New Delhi: Government should consider entering into long-term contracts for imports of gas even at a higher price of $12-14 as against the prevailing rate of $10-11 per million metric British Thermal Unit (MMBTU), said industry chamber Assocham.
Expressing concern over the scarcity of gas in the country, it said government should tighten diplomatic ties with gas producing nations to meet the rising demand, which is likely to swell by over 120 billion cubic meters (BCM) by 2015.
Currently, the spot gas price at which India is buying is on an average $10-11 per MMBtu, the chamber said adding that India would have to resort to larger imports for natural gas since the domestic gas production is unlikely to accelerate at substantial speed, Assocham said.
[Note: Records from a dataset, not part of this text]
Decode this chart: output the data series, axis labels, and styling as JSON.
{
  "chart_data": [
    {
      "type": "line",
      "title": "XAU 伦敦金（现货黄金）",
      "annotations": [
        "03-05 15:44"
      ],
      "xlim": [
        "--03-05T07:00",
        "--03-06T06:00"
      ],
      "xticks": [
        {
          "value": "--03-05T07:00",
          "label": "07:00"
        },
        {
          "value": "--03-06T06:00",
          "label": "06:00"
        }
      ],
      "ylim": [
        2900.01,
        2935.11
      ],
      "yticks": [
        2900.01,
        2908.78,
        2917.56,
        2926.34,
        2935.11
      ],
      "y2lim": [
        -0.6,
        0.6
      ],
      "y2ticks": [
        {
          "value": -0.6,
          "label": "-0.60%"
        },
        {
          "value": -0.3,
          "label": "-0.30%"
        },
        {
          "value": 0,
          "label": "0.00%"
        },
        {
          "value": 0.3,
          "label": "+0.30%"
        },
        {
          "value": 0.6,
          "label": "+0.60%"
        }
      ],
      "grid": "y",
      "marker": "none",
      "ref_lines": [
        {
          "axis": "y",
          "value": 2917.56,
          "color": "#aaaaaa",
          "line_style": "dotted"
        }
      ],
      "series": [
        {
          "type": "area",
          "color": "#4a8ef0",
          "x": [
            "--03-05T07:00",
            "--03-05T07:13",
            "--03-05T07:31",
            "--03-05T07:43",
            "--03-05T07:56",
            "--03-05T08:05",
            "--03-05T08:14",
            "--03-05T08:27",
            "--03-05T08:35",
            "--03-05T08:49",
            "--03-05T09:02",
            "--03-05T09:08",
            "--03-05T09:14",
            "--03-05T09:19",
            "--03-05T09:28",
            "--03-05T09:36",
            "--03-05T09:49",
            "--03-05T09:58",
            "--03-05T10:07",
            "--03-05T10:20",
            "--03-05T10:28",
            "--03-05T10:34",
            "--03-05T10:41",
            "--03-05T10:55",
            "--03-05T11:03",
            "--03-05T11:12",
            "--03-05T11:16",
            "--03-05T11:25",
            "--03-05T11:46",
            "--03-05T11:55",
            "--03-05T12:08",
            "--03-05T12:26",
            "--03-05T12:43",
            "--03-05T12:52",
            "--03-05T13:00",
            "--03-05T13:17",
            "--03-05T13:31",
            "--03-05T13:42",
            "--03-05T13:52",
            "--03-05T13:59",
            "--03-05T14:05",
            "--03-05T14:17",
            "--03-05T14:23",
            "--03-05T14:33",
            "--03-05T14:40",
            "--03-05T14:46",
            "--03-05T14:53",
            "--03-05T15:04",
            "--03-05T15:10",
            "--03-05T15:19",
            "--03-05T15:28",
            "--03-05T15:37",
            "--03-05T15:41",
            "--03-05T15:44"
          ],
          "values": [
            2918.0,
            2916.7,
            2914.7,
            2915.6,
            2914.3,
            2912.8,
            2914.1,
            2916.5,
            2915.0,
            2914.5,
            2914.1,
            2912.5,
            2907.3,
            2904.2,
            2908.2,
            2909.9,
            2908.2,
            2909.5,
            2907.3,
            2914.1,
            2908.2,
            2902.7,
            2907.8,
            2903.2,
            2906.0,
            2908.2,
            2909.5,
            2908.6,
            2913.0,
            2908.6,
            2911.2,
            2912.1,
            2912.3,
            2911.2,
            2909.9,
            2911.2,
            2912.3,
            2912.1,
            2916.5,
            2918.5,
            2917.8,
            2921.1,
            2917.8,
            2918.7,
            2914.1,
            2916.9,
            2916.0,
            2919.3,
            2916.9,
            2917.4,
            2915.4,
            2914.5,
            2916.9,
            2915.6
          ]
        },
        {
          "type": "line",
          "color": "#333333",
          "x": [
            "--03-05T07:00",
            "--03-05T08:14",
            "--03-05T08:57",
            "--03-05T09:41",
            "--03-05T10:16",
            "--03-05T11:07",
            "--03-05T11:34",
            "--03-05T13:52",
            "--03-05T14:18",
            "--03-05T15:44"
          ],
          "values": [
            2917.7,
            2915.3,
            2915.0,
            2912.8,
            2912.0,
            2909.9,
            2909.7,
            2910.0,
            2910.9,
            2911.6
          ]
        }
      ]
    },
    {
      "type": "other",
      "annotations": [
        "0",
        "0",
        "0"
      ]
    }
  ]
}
By 2015, most of gas producing countries would have expired their supplies contracts with Asian countries, Assocham said in a note to the Ministry of Petroleum and Natural Gas.
Country’s domestic gas requirement currently stands at 35 BCM, most of which is met through indigenous production and in next seven years, the requirement is going to increase by about 85 BCM, it said.
“It will be opportune time now for India that it cements its diplomatic ties with gas producing countries whose gas supply contracts with countries like Japan and Korea, holding almost 45% of long term contracts, are coming to an end in 2015 for fresh renewable,” Assocham president Venugopal Dhoot said.
Even if India succeeds in hedging a gas contracts now at a recommended price of over $12-14 per MMBtu, it would not loose much, Dhoot said.